Chapter 4
— Isso é impossível — eu disse, a voz tremendo apesar do meu esforço para mantê-la firme. — Elias vem me visitando quase todos os dias. Ele foi ao recital de balé da Sophie comigo semana passada.
— Ele foi ao recital com você porque Sophie insistiu — Vanessa respondeu, o tom calmo demais para ser reconfortante. — E quanto às visitas, imagino que ele tenha convenientemente esquecido de mencionar que estamos morando juntos há três meses.
Senti a bile subir pela garganta. — Ele nunca mencionou nada sobre uma noiva.
— Claro que não mencionou. — Vanessa cruzou os braços, examinando minha barriga com uma expressão que misturava desprezo e algo parecido com pena. — Elias tem talento pra manter as pessoas em compartimentos separados, Dra. Brooks. Eu devia saber, considerando que descobri sobre sua existência só depois de ver o extrato do cartão de crédito dele cheio de compras de itens de bebê que eu não fiz.
— Eu não sabia sobre você.
— Acredito que não sabia. — Ela suspirou, a fachada fria rachando ligeiramente. — Olha, eu não vim aqui pra brigar. Vim porque mereço saber a verdade sobre o homem com quem estou planejando construir uma vida, e você merece saber que ele está mentindo pra nós duas simultaneamente.

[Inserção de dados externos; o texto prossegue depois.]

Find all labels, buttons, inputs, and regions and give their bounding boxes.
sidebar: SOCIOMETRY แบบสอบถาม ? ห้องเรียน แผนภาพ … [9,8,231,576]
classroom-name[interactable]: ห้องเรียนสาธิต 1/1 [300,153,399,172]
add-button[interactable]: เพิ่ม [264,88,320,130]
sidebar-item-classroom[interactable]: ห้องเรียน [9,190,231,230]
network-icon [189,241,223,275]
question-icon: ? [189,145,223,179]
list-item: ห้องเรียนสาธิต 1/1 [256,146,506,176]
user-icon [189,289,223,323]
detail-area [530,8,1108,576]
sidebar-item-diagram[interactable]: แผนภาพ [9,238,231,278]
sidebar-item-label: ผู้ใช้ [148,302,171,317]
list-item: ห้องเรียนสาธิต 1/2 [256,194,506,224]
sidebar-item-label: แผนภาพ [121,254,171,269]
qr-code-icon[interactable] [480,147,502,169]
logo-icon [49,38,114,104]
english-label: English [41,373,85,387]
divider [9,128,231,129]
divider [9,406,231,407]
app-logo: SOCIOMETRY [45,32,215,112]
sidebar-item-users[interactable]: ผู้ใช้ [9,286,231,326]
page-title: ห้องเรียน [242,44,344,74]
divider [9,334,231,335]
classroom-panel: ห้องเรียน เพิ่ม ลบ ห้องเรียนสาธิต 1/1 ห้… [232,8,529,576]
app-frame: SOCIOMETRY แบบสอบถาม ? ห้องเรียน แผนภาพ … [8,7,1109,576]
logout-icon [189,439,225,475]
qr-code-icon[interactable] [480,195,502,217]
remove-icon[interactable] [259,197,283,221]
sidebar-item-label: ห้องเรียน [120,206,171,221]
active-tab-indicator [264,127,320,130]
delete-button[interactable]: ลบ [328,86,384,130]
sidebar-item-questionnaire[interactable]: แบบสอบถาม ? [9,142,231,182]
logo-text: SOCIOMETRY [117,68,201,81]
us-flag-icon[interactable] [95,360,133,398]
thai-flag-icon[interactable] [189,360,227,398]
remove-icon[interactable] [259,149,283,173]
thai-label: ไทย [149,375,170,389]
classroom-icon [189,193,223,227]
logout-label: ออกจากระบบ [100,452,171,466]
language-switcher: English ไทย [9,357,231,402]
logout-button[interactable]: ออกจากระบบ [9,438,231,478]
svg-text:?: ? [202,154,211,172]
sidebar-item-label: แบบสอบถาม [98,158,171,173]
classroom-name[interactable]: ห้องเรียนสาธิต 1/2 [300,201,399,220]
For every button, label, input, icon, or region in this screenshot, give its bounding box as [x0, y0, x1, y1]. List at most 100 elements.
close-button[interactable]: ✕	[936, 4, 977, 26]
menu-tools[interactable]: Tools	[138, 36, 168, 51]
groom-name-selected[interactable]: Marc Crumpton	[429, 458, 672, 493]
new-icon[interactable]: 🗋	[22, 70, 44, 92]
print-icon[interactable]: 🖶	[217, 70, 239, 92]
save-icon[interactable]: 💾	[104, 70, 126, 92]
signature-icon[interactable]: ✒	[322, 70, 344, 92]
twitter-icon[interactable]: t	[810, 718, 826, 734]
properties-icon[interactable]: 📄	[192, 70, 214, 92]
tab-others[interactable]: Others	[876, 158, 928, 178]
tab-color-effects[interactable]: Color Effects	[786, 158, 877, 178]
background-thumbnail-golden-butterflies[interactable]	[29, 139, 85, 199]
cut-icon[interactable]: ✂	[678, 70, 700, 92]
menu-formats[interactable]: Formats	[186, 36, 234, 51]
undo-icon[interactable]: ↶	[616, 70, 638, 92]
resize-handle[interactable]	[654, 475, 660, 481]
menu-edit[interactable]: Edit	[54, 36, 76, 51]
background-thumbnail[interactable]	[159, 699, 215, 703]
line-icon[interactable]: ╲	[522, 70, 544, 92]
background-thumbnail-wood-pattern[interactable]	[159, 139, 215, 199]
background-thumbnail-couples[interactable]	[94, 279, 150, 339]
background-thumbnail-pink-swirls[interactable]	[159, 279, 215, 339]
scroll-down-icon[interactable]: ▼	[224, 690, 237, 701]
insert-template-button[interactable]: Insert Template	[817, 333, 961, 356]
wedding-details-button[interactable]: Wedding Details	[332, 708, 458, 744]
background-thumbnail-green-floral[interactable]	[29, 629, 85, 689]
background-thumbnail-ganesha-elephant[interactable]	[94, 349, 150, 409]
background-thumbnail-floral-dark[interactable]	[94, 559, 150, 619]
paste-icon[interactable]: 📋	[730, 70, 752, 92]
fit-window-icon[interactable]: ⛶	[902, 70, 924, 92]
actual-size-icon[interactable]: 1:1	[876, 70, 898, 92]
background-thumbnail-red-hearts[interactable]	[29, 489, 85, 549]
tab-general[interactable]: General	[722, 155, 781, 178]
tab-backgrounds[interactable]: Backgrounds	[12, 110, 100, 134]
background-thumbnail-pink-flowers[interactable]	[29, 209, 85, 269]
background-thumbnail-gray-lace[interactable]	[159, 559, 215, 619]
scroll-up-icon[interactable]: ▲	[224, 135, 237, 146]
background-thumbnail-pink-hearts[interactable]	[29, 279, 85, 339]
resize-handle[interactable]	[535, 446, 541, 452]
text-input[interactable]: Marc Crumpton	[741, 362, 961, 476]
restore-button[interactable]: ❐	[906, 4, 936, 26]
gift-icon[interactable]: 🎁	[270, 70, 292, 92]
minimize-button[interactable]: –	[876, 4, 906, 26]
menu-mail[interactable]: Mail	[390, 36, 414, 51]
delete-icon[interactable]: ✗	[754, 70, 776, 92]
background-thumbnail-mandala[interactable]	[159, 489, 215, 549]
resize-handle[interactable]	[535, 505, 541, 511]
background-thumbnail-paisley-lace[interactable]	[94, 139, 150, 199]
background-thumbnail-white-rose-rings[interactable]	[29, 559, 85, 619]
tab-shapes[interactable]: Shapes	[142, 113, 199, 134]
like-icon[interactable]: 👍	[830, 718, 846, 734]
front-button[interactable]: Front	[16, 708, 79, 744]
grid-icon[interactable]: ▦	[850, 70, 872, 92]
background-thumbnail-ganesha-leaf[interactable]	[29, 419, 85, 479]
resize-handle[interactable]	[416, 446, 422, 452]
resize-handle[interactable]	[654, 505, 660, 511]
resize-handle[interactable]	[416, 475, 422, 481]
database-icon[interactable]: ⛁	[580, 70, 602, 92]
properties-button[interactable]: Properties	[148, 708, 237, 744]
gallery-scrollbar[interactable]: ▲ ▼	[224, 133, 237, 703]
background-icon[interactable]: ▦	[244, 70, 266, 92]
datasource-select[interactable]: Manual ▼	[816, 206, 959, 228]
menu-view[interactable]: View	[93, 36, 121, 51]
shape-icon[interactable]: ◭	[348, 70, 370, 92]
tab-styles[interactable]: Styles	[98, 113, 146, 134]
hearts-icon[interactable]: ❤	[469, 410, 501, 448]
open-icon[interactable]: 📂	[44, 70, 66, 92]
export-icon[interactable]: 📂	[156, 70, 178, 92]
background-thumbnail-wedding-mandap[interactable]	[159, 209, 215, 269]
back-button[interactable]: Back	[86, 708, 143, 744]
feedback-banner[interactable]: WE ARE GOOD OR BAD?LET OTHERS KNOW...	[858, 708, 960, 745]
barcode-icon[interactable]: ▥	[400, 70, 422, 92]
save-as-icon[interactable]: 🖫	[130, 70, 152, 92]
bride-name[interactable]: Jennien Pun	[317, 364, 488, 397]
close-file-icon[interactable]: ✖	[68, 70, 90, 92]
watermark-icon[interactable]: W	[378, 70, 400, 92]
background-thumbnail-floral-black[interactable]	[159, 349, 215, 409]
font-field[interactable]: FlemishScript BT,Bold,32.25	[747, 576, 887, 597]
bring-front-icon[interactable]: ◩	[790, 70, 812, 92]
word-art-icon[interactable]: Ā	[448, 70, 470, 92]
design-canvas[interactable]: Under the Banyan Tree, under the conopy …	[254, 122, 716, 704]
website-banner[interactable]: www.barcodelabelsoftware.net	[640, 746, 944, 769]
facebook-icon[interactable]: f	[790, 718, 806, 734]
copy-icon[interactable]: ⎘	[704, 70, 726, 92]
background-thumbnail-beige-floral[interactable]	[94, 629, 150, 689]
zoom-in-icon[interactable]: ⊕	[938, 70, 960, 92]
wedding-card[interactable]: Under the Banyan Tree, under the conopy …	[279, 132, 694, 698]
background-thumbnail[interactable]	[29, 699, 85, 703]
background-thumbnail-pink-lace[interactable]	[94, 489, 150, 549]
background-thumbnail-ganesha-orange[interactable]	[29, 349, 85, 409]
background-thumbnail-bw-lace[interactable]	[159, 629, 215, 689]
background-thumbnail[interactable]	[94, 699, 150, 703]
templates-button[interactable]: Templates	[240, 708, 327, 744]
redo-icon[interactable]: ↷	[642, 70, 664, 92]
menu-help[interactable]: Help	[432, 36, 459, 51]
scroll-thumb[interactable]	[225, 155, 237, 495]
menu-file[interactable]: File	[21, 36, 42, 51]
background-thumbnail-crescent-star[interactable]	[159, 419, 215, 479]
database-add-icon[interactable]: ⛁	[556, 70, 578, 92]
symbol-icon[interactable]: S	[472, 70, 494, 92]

Aquela noite, depois que Vanessa foi embora, liguei para Elias, a raiva substituindo qualquer resquício de vulnerabilidade que eu tinha permitido nas últimas semanas.
— Precisamos conversar. Agora.
Ele apareceu vinte minutos depois, o rosto pálido ao perceber, pela minha expressão, que eu sabia.
— Adelaide, eu posso explicar.
— Você tem uma noiva, Elias. — Cuspi as palavras como veneno. — Vocês moram juntos há três meses. E você teve a coragem de aparecer no meu hospital, se reaproximar de mim, ir ao recital da Sophie comigo, fingindo que estava tentando construir algo genuíno.
— Eu estava tentando construir algo genuíno! Com você e com Sophie!
— Enquanto mantinha um relacionamento inteiro escondido de nós duas?
— Vanessa e eu… não é o que parece. — Ele passou as mãos pelo rosto, desesperado. — Nosso relacionamento esfriou meses atrás. Eu ia terminar com ela, mas com tudo que aconteceu com Sophie e depois descobrir sobre o bebê, eu simplesmente não tive coragem de lidar com mais uma explosão emocional.
— Então você decidiu mentir pras duas ao mesmo tempo, esperando que tudo se resolvesse sozinho.
— Eu sei que foi errado.
— Foi covarde. — A palavra saiu carregada de todo o desprezo que eu sentia naquele momento. — Exatamente como foi covarde quando você me deixou grávida sem sequer saber, porque tinha medo demais de construir uma família de verdade.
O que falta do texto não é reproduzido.